Hawaii island is launching a pilot program today that allows travelers, who have been fully vaccinated for COVID-19 and have fulfilled the waiting period, to bypass the county’s second-test requirement.

Hawaii island has had a second-testing requirement since last October when the state debuted its travel entry program.

Cyrus Johnasen, Hawaii island Mayor Mitch Roth’s spokesman, said the county intends to completely phase out its second-testing program on May 1 — a point in time when vaccination distribution in Hawaii will be more widespread and the state might already have implemented or be close to implementing a vaccine exemption for travelers.

Johnasen said Hawaii County plans to continue second tests for unvaccinated travelers through the end of April. He said passengers may bypass the post-arrival airport test by presenting legitimate COVID-19 vaccination cards showing that they have been fully vaccinated and have completed the required waiting period.

Paying for the post-arrival testing and running it efficiently has been a challenge for Hawaii island, which previously had changed policies related to its second-test.

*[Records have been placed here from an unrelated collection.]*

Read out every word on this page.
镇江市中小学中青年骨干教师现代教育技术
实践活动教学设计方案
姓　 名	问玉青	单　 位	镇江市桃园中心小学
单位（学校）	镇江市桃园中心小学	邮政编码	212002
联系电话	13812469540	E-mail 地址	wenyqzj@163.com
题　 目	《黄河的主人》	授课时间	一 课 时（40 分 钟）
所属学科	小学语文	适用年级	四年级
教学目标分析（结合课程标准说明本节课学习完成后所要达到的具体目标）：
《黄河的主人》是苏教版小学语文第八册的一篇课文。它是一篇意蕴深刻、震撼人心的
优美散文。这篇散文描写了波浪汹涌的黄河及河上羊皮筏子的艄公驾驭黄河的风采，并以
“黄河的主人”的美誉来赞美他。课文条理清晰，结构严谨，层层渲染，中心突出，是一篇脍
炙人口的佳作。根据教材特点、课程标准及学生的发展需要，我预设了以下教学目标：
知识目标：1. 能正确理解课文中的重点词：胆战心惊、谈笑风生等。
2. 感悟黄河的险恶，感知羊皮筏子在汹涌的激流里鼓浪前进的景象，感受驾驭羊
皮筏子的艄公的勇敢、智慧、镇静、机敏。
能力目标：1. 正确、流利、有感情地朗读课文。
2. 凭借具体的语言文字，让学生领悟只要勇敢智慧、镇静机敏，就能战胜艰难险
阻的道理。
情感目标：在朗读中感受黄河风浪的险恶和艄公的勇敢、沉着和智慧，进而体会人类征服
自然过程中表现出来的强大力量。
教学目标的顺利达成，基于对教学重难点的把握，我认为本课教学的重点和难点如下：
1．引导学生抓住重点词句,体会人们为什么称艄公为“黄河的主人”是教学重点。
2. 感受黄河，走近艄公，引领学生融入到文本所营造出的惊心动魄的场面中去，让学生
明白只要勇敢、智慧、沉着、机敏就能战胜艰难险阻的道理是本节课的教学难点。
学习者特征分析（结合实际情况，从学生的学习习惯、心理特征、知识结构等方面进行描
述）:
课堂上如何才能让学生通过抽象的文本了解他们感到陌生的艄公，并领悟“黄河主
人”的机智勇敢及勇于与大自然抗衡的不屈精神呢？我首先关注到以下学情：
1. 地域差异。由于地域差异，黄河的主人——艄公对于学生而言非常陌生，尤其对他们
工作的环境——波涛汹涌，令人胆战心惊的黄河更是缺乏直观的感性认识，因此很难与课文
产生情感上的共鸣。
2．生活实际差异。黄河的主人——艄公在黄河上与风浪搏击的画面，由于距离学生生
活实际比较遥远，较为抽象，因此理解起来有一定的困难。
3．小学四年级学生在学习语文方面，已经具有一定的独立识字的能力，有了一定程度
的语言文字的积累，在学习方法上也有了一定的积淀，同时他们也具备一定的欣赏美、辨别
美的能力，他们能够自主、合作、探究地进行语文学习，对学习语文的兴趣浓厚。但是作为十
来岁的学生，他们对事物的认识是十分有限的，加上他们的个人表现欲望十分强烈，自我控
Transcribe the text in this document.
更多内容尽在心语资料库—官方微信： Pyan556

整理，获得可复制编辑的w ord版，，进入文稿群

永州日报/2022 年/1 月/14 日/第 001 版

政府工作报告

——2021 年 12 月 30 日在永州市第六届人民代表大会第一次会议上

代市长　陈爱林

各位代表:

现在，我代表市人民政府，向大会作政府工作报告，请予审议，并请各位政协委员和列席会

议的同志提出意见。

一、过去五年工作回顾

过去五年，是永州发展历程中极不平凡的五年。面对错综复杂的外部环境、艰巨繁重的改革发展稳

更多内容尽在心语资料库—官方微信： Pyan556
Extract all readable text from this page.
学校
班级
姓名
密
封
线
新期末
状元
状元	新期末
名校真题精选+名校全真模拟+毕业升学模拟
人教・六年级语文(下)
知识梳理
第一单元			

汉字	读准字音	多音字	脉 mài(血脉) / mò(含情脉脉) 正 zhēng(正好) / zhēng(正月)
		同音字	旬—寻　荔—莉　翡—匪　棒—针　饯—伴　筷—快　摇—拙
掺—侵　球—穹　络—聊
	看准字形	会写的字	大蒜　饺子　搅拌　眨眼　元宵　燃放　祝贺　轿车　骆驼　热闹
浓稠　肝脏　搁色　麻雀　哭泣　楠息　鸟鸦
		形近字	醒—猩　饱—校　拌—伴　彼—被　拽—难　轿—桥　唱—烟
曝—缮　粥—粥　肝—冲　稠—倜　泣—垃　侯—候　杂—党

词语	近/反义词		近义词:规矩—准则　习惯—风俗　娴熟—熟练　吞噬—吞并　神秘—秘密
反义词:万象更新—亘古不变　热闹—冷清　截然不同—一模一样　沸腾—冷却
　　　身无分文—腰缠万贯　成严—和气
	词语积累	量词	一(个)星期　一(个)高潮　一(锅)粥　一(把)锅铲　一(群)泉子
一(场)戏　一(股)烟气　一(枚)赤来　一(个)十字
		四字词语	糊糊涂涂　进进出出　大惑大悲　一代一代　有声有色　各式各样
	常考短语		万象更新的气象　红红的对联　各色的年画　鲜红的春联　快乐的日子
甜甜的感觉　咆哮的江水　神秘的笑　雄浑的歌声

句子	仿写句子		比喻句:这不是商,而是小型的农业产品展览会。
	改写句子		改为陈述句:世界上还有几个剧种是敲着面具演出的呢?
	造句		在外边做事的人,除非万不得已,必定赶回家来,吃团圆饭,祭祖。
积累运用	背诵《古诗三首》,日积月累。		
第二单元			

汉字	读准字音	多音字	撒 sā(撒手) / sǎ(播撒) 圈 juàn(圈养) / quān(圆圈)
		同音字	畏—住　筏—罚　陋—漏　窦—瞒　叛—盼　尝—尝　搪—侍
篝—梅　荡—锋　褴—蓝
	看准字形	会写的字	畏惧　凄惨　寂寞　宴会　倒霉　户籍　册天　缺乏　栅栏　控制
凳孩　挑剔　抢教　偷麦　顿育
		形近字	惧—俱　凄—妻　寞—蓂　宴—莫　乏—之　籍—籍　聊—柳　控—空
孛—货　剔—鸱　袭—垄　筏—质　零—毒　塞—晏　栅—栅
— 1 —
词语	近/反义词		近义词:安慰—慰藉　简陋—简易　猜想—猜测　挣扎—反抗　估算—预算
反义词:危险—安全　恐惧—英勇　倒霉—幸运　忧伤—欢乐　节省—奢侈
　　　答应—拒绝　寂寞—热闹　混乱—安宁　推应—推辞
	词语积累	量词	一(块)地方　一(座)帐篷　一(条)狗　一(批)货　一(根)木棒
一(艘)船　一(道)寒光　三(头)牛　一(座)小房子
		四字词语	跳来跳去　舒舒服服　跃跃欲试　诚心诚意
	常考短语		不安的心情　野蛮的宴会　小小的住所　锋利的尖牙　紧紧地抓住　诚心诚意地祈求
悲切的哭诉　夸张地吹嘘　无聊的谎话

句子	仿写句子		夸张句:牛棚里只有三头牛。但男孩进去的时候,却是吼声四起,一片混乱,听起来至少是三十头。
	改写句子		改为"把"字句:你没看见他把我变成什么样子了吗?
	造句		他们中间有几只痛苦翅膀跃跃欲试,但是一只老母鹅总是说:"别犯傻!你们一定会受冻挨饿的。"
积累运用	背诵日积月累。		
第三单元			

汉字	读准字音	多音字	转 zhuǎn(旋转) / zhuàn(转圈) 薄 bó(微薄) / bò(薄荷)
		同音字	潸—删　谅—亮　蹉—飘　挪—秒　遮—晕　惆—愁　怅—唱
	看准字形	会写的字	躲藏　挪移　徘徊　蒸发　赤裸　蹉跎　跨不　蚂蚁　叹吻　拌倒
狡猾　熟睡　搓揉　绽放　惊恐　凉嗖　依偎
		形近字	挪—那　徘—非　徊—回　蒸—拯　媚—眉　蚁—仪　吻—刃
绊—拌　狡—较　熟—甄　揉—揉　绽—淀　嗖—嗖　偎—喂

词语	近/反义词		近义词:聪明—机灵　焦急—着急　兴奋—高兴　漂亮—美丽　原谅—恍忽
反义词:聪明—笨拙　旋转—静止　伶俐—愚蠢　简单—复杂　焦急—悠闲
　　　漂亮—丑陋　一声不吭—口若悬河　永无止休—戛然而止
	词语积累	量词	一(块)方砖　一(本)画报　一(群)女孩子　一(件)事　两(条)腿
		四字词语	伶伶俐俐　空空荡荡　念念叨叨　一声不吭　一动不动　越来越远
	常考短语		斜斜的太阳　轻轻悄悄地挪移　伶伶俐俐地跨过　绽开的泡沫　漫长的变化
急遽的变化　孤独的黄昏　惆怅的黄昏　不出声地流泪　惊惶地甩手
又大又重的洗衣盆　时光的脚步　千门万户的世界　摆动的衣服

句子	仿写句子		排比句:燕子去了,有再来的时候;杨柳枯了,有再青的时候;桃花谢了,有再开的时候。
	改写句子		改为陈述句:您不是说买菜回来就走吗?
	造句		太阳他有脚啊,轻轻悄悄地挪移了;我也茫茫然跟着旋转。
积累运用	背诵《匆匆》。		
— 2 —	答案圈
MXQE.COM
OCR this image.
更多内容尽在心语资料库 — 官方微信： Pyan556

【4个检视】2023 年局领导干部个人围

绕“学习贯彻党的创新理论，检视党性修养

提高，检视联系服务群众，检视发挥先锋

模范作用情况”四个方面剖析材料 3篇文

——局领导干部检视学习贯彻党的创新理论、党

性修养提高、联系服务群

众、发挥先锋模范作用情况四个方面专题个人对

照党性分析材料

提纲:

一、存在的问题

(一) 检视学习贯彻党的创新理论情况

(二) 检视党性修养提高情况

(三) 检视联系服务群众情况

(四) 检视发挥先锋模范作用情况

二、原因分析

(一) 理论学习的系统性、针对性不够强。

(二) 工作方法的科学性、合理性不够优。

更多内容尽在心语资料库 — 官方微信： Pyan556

Roth said from Dec. 15-March 31, the Hawaii county had relinquished financial responsibility related to post-arrival airport testing to private philanthropist partners, who created a contract with Premier Medical Group (PMG).

“When an agreement could no longer be reached between PMG and our partners, we took back fiscal responsibility on April 1,” he said in a statement. “In our resumption of fiscal responsibility for airport testing, we chose to seek lower testing rates, as public monies would incur the cost. PMG had notified us of a steep increase in rates, which led us to part ways.”

Johnasen said the county spent $400,000 in disaster funds to cover testing under a PMG contract from April 1 to April 15. He said that the county changed testing providers after PMG informed them that it would cost another $600,000 to cover testing from April 15 -April 30.

“We found a different supplier who would keep it in the $400,000 ball park for two weeks,” he said.

Roth said his administration “intends to ween off of the post-arrival testing program.”

“Our island has remained one of the safest places to live in our nation, and we are proud of the work that has gone into keeping it that way,” he said. “With the introductions of vaccines as an added layer of protection, we feel it is time to begin the return to normalcy, including reducing added pressures on our airlines, airports, kamaaina, and visitors.

Roth said the county would continue monitoring its numbers and adjusting as necessary “to ensure our community’s health and safety.”

“Until then, we will continue to seek innovative solutions to get our community back on track and return to a happy, healthy, and thriving Hawaii County,” he said.

Hawaii island’s post-arrival testing change comes as Maui Mayor Michael Victorino makes plans to implement a second test for trans-Pacific travelers, including residents who are returning from out of state. Details are still being finalized, but Victorino said during a press conference Wednesday that it could happen as soon as the end of April.